Wer nach metabolischem Syndrom sucht, findet bei Wikipedia und sonst in der Fachliteratur die Angabe, das dieses Syndrom durch Übergewicht und mangelnde Bewegung verursacht wird. Tja, nur was Ursache und was Wirkung ist, ist dabei gar nicht so klar wie es immer behauptet wird.
Der Arzt meiner Verwandten war ausnahmsweise auf Zack und hat auf die Aussage, das die Leberwerte (Fettleber) schon seit frühester Kindheit immer mies waren und in der gesamten Verwandtschaft mies sind, einen Gentest machen lassen. Herausgekommen ist die erbliche Veranlagung zu einer Fettstoffwechselstörung. Auch ich bin Träger.
Diese Genmutation beeinflusst die Fettverwertung im Körper negativ und über die Leber auch den Blutzucker und den Zuckerhaushalt, insbesondere bei Fruchtzucker. (Und über das Insulin dann den Rest des Körpers.) Ich reagiere mit heftigem Unwohlsein auf fettige Speisen und esse lieber kohlenhydrat- und eiweißreiche Dinge. Magerquark ist für mich das Größte.
Wenn ich dann allerdings zu viel esse, bunkert mein Körper diese überschüssige Energie sofort als Fett - Fett, das er nur sehr schwer verwerten kann.

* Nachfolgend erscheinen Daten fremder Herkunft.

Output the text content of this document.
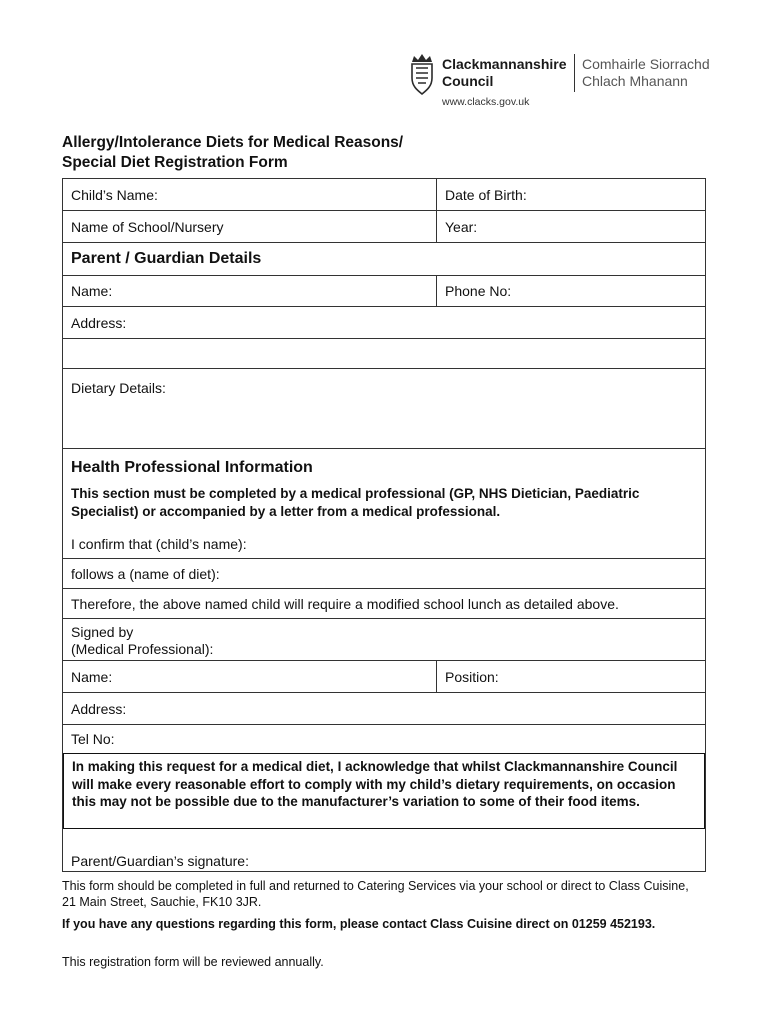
Clackmannanshire
Council
Comhairle Siorrachd
Chlach Mhanann
www.clacks.gov.uk
Allergy/Intolerance Diets for Medical Reasons/
Special Diet Registration Form
Child’s Name:	Date of Birth:
Name of School/Nursery	Year:
Parent / Guardian Details
Name:	Phone No:
Address:
Dietary Details:
Health Professional Information
This section must be completed by a medical professional (GP, NHS Dietician, Paediatric Specialist) or accompanied by a letter from a medical professional.
I confirm that (child’s name):
follows a (name of diet):
Therefore, the above named child will require a modified school lunch as detailed above.
Signed by
(Medical Professional):
Name:	Position:
Address:
Tel No:
In making this request for a medical diet, I acknowledge that whilst Clackmannanshire Council will make every reasonable effort to comply with my child’s dietary requirements, on occasion this may not be possible due to the manufacturer’s variation to some of their food items.
Parent/Guardian’s signature:
This form should be completed in full and returned to Catering Services via your school or direct to Class Cuisine, 21 Main Street, Sauchie, FK10 3JR.
If you have any questions regarding this form, please contact Class Cuisine direct on 01259 452193.
This registration form will be reviewed annually.
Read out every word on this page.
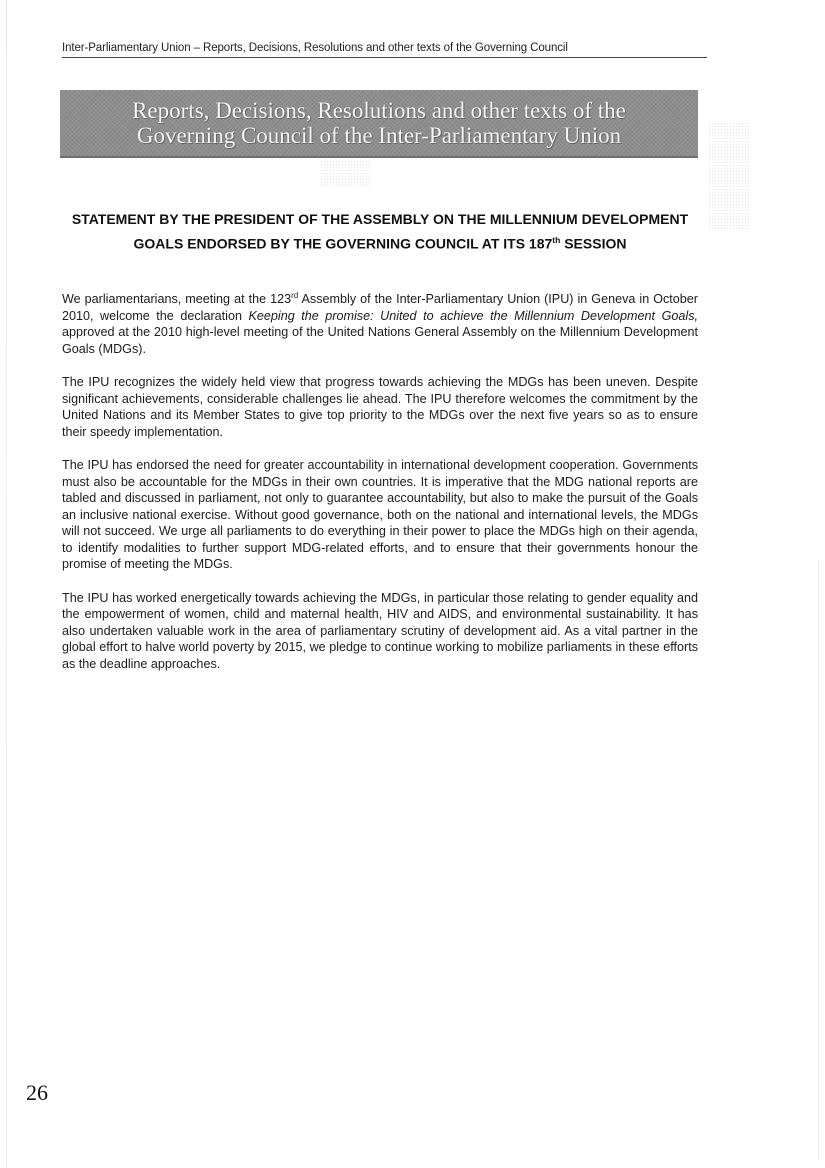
Inter-Parliamentary Union – Reports, Decisions, Resolutions and other texts of the Governing Council
Reports, Decisions, Resolutions and other texts of the
Governing Council of the Inter-Parliamentary Union
STATEMENT BY THE PRESIDENT OF THE ASSEMBLY ON THE MILLENNIUM DEVELOPMENT
GOALS ENDORSED BY THE GOVERNING COUNCIL AT ITS 187th SESSION

We parliamentarians, meeting at the 123rd Assembly of the Inter-Parliamentary Union (IPU) in Geneva in October 2010, welcome the declaration Keeping the promise: United to achieve the Millennium Development Goals, approved at the 2010 high-level meeting of the United Nations General Assembly on the Millennium Development Goals (MDGs).

The IPU recognizes the widely held view that progress towards achieving the MDGs has been uneven. Despite significant achievements, considerable challenges lie ahead. The IPU therefore welcomes the commitment by the United Nations and its Member States to give top priority to the MDGs over the next five years so as to ensure their speedy implementation.

The IPU has endorsed the need for greater accountability in international development cooperation. Governments must also be accountable for the MDGs in their own countries. It is imperative that the MDG national reports are tabled and discussed in parliament, not only to guarantee accountability, but also to make the pursuit of the Goals an inclusive national exercise. Without good governance, both on the national and international levels, the MDGs will not succeed. We urge all parliaments to do everything in their power to place the MDGs high on their agenda, to identify modalities to further support MDG-related efforts, and to ensure that their governments honour the promise of meeting the MDGs.

The IPU has worked energetically towards achieving the MDGs, in particular those relating to gender equality and the empowerment of women, child and maternal health, HIV and AIDS, and environmental sustainability. It has also undertaken valuable work in the area of parliamentary scrutiny of development aid. As a vital partner in the global effort to halve world poverty by 2015, we pledge to continue working to mobilize parliaments in these efforts as the deadline approaches.

26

Bei mir ist es also eine Kombination aus Schilddrüse, erblicher Stoffwechselstörung, Essstörung und zu viel Essen. Mehr Bewegen könnte ich mich auch.
MeiersJulchen's Erfahrungen kann ich ebenfalls bestätigen. Bei mir liegt wahrscheinlich zusätzlich noch zusätzlich irgendein Mangel an Mikronährstoffen vor, vermutlich in Verbindung mit der Schilddrüse. (Selen, Magnesium???)
Teilweise habe ich Hunger und fange an, ein bestimmtes Nahrungsmittel oder Gericht zu essen. Oft kann ich dann einfach nach einer vernünftigen Menge nicht aufhören - es ist, als ob mir noch irgendetwas fehlt. Wenn ich dann das Essen wechsle, hört der Heißhunger oft auf. (Wenn ich z.B. statt einer vierten und fünften Scheibe Vollkornbrot mit Wurst anfange, Kartoffeln und Gemüse zu essen.)
Also, lass dich mal gründlich durchchecken, wer weiß, was man bei dir so alles findet.